A key goal of this plan is to create a full-service urban neighborhood to support the substantial new housing development anticipated in Rincon Hill. If the plan is realized, new residents will create significant new needs, which the area’s dated infrastructure cannot meet. While new development will generate real estate transfer taxes and annual property tax increases and pay citywide school fees and meet inclusionary housing requirements, additional investments in parks, streets, and community facilities and services—beyond what can be provided through property tax revenue—is essential to meeting the needs of new residents and fulfilling the City’s goal of creating a residential neighborhood on Rincon Hill supported by the necessary investments in parks, streets and other facilities.

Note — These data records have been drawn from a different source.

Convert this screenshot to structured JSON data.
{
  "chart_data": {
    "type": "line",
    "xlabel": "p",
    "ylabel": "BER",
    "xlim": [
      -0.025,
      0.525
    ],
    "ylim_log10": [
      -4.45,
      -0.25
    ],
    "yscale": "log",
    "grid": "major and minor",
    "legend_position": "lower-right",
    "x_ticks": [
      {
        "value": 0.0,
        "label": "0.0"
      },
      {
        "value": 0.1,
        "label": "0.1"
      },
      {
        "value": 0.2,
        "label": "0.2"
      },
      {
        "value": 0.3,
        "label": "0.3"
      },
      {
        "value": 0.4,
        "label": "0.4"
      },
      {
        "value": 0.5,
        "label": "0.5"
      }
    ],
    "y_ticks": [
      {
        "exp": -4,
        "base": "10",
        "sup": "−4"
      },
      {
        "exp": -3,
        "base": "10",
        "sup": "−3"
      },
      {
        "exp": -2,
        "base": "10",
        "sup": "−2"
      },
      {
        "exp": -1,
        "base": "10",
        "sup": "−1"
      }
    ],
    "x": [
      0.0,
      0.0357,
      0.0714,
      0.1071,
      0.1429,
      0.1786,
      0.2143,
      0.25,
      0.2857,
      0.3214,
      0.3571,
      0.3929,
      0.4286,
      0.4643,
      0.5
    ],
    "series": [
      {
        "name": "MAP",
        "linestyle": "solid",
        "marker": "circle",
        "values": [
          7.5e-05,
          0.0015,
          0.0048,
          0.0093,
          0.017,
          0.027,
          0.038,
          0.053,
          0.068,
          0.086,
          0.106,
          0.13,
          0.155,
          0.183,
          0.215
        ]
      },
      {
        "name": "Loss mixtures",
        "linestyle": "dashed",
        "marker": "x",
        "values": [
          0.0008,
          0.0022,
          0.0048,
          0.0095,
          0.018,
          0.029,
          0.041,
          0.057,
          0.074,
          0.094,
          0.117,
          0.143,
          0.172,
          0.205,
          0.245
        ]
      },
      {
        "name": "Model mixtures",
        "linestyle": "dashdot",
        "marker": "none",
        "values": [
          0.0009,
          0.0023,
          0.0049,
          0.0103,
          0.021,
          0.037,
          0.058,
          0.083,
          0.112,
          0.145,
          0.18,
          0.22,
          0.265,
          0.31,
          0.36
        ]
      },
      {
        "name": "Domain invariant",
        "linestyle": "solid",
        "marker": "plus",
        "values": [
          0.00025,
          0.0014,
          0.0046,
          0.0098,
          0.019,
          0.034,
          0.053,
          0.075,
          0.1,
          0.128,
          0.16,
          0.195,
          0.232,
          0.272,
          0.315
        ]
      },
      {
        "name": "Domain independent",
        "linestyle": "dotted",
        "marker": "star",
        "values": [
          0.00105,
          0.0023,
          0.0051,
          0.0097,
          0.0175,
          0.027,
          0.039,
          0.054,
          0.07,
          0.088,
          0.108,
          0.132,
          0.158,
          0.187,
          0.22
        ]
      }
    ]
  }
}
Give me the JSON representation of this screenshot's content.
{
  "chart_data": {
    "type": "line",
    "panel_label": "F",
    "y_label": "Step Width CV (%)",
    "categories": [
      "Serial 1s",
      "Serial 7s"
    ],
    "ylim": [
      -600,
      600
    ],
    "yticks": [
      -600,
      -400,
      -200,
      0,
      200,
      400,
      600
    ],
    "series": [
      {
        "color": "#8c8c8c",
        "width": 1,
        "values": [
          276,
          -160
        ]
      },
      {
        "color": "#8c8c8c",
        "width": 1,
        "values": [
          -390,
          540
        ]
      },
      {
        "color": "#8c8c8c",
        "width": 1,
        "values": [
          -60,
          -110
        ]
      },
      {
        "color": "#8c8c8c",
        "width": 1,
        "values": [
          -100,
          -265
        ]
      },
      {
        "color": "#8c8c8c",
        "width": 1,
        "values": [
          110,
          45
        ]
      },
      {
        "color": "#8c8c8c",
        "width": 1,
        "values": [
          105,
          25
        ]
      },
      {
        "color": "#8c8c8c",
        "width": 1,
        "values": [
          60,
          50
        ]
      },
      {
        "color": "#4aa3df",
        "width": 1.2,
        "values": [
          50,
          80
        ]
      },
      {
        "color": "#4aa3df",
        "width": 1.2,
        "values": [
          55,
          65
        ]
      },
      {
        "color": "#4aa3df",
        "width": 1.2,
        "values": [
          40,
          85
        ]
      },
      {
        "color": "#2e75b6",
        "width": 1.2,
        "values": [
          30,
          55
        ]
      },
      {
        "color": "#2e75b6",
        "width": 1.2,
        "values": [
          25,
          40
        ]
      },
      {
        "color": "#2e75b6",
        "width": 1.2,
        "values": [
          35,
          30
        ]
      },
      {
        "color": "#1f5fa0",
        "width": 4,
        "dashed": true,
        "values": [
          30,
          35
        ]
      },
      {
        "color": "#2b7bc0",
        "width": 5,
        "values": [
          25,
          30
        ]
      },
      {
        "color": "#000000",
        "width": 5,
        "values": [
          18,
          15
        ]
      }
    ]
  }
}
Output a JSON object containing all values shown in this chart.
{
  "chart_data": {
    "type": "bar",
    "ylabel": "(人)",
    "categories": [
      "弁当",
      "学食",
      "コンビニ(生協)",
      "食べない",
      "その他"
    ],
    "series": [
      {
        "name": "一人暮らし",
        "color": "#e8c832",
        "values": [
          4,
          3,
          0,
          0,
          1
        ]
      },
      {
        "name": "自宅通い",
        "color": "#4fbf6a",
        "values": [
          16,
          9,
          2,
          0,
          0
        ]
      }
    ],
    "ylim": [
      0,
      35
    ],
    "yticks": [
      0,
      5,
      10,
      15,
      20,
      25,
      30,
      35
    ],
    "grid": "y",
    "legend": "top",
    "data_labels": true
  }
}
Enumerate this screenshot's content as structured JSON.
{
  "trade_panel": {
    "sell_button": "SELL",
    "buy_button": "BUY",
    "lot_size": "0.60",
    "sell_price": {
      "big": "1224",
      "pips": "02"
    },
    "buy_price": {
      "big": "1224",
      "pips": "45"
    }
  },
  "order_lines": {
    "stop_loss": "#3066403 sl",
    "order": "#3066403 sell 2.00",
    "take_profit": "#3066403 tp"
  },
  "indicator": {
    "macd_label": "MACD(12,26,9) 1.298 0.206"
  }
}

To this end, this plan proposes the following implementation strategies:
Ensure that private development provides funding for public improvements, and their on-going maintenance and operations, in proportion to the need for those improvements that it generates.
Minimize the amount of direct public funding that must be used to fund and maintain public improvements.
Use local South of Market residents and First Source employees and provide adequate job training, especially for South of Market residents, for new construction and post-construction jobs created from new development to the maximum extent feasible.
Require new development to implement portions of the streetscape plan adjacent to their development, and additional relevant in-kind contributions, as a condition of approval.
Create a community facilities district to fund capital improvements, operation and maintenance of new public spaces, including the Living Streets, the Harrison/Fremont park, and community spaces in the Sailor’s Union of the Pacific building.
Require new development fee to pay an additional per square foot fee to cover features of the public realm plan, based on the need for the public improvements created by new development, that cannot be paid for through the community facilities district.
The Rincon Hill Streetscape Master Plan serves as the guiding framework for the desing of streets within the Rincon Hill Plan Area. The City shall seek to implement the plan to the maximum extent feasible, both through its oversight and permitting of privately sponsored street improvements as well as City-sponsored improvements.
Ensure that new residential development projects in Rincon Hill comply with First Source Hiring requirements for construction and post-construction employment pursuant to San Francisco Administrative Code Chapter 83.
Encourage new development to make good faith efforts to hire San Francisco residents comprising at least 50 percent of the total construction workforce measured in labor work hours.
8. Pipeline Projects
Notwithstanding any other provisions of the Rincon Hill Area Plan, in recognition of pipeline housing projects at 375 and 399 Fremont Street, all provisions of this Plan shall be considered in connection with the approval of such pipeline projects but are not requirements; provided, however, that the pipeline projects are compatible with the objectives of this Plan taken as a whole.
Amendment by Resolution 13907 adopted 7/6/1995.
Amendments by Resolution 14906 adopted 12/9/2004.
Amendments by Resolution 17009 adopted 5/25/2005.
Amendments by Board of Supervisors Ordinance 0125-05 adopted on 06/21/2005.
Amendment by Board of Supervisions Ordinance 0124-15 Adopted on 07/14/2015.
Amendment by Board of Supervisions Ordinance 0216-15 Adopted on 12/08/2015.